Thanks to some excellent campaigns and awareness raising, women are becoming very breast aware and know what is normal and what to get checked out, but what about down there? As a woman do you feel you have the same level of knowledge?

Pixabay

Pixabay

The number one question asked by patients at The Women's Health Clinics across the country is: "Am I normal?" Managing director and urology nurse Emma Soos explains what women should do to help themselves.

"First and foremost, check yourself out, get familiar with your shape. Then if you spot a change you will recognise it and know it's time to seek advice. Women are aware of the changes their bodies go through as they age, but only those they can observe directly in the bedroom mirror. Yet the vagina changes shape, elasticity and goes through so much more as women go through puberty, childbirth and then menopause."

Here is what to look out for - at any age:

Pain - Aging apart, if you have never been pregnant and have persistent vaginal discharge or vulval pain, rather than taking over the counter medications you should get yourself checked out and tested. There is new PCR technology allowing a smear test to simultaneously test for seven STIs.

Discomfort - Persistent vulva discomfort and itching is not usually thrush. It is likely to be a skin condition and better to take advice rather than repeated anti-thrush treatment.

Bleeding - Bleeding in between your periods or after having sex is not normal and should be checked out even if your smear test is normal.

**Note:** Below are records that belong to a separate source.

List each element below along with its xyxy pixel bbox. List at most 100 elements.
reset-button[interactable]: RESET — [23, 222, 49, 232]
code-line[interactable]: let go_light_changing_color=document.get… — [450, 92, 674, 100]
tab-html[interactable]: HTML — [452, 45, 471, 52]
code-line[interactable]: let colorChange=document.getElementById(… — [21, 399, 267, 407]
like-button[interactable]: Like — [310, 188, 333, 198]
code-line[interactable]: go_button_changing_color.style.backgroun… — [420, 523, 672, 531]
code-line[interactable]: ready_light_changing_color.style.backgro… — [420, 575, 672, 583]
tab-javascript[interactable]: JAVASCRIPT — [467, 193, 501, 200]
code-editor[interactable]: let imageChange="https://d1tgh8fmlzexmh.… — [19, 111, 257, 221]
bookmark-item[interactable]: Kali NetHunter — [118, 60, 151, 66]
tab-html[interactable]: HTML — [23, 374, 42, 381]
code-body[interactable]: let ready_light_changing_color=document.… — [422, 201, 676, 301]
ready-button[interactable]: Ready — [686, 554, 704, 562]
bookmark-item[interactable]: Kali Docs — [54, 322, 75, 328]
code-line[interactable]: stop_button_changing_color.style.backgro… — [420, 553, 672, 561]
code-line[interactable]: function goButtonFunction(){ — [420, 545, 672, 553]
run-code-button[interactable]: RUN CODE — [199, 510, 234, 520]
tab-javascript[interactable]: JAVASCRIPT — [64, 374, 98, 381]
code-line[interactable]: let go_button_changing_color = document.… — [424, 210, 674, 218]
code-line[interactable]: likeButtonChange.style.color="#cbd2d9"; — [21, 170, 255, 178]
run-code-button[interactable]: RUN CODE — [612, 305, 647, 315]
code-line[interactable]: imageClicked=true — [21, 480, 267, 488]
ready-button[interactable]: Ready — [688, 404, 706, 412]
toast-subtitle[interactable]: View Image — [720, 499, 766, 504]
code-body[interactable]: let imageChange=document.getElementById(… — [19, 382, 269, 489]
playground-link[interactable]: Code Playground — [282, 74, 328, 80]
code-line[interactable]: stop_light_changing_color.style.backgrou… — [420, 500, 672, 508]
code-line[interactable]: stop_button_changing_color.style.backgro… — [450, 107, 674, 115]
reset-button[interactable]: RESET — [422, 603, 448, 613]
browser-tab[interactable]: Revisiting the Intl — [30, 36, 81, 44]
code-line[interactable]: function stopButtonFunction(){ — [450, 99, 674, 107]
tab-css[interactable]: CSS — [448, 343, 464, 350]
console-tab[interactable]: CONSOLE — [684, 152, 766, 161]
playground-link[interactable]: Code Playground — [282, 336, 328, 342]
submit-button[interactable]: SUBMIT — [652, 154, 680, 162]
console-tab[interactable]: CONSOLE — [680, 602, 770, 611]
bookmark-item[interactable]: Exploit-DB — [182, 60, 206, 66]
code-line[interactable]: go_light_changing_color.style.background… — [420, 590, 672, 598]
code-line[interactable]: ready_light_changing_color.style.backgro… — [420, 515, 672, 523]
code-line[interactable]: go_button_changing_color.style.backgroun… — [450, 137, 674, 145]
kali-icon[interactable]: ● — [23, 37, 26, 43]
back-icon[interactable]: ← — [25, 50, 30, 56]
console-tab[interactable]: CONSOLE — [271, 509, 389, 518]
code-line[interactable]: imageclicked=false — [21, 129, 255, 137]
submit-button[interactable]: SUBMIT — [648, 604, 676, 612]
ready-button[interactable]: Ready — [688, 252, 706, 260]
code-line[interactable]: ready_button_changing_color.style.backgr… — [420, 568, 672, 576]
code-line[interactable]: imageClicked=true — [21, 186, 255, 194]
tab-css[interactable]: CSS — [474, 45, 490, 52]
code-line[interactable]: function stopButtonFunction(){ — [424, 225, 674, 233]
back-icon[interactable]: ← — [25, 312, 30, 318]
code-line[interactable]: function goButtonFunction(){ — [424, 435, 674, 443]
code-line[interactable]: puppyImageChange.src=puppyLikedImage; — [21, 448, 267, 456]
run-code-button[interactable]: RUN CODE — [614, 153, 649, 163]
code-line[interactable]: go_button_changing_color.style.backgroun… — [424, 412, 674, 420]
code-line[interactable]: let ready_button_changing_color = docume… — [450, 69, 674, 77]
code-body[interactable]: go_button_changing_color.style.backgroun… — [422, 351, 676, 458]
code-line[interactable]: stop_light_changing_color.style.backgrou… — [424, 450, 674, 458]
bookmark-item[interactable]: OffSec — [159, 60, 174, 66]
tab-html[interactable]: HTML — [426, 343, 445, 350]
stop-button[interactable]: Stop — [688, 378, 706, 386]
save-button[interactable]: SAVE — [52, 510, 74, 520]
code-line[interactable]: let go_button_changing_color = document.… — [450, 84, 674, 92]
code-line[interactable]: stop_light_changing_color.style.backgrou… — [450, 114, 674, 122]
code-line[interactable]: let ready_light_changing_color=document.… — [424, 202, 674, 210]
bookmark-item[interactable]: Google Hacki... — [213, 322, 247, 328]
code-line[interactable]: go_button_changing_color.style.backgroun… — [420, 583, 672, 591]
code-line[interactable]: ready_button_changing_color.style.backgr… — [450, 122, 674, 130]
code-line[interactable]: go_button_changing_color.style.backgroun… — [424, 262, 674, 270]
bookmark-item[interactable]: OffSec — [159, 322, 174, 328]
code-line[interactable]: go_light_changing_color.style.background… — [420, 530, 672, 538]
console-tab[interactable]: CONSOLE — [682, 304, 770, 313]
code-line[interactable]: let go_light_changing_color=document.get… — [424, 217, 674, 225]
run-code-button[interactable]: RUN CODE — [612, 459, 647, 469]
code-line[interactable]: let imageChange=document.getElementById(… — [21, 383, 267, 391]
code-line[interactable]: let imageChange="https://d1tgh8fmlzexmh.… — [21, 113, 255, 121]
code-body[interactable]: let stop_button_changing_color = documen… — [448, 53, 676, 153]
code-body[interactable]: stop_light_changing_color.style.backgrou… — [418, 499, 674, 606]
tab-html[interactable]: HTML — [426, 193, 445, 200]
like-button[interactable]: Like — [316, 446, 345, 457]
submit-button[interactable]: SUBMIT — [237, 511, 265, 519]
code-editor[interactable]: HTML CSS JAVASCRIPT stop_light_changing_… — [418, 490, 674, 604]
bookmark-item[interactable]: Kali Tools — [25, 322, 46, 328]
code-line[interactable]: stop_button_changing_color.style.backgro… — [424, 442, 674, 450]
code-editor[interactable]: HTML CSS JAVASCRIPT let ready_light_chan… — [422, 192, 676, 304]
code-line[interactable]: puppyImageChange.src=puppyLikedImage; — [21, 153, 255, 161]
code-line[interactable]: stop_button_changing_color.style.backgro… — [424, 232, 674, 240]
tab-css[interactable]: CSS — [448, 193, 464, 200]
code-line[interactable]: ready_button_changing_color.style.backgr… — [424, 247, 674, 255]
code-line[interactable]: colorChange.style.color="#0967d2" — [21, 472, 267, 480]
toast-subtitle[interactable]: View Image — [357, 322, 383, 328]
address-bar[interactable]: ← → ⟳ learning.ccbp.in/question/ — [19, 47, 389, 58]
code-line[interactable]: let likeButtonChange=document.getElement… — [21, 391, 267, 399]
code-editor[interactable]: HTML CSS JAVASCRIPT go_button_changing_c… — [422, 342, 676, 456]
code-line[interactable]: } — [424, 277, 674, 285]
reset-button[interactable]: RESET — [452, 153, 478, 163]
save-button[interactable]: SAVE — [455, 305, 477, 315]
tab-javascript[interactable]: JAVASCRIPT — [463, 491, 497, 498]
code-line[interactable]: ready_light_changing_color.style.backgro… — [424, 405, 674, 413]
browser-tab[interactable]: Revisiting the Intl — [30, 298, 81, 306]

Lumps and bumps - As with your breasts, lumps and bumps in any area are not normal and should seek immediate advice.

If you are silent sufferer with Vulvodynia there are treatment options including Nu-V laser, studies have shown a 60-70% improvement with treatment.

Smear tests - Your number one priority - Be 'UpToDate' with your smear tests. Between the ages of 25 to 49 years of age, they are every three years. If aged 50 to 64 years they should take place every five years. For women over 65 years, they will be called if they have recently had an abnormal test result. We are increasingly witnessing women under the age of 25 years undertaking tests in the private clinics.

From your 40's and post children:

If you've had children and had to undergo an episiotomy but are still experiencing pain and discomfort you should seek advice and not simply put up with it. There are treatments that make the scar more supple and stretch.

It is common so have vaginal laxity after childbirth. This often improves over time but if you have a feeling that everything is coming down then pelvic floor exercises along with non-surgical tightening procedure will help you recover quicker.

Stress incontinence is very common if you had a long labour, spent a long time pushing the baby out or an instrumental delivery. There are surgical and non-surgical procedures which can help you so research your options. Women do not have to consider surgery but there are sadly few options readily offered by GPs so do your own research. Pelvic floor exercises are an important therapy to recover from stress incontinence but it may be a collagen deposition can strengthen the vaginal wall.

The age of menopause

Vaginal dryness, pain during or after sex, bleeding after having sex, vaginal laxity are common in this period due to lack of estrogen. Changes in the appearance of the vulva and prominence of the clitoris are also common during this period.

Stress incontinence - It is not a question of putting up with it. We know women want non-surgical alternatives and there are surgical options including slings and natural mesh procedure which are being performed by few. These were being performed before the invention of the mesh but long-term data is lacking. As with all procedures only time would answer if these treatments are safe and risk free. I recommend women do their research, find out the best options to suit them and then ask their GP to help with their decision.

Urge incontinence or urgency with increased frequency - This is a very common problem that most women suffer even if they haven't had children. We don't understand the exact causes of this but various factors contribute like the lifestyle factors, lack of estrogen and childhood habits of passing urine. Vaginal tightening can help with decreasing frequency and urgency.

To conclude

Whatever your age, I urge women to ask a doctor or nurse for help if they notice a change. No question surprises us or we haven't been asked before when it comes to women's genitalia.

What does surprise us is the lack of representation of women's health issues within education, the NHS and the press. We want women to have more access to information about their own bodies from school upwards. It sounds simple so we have launched a petition, we hope to achieve a wider representation of women's health issues.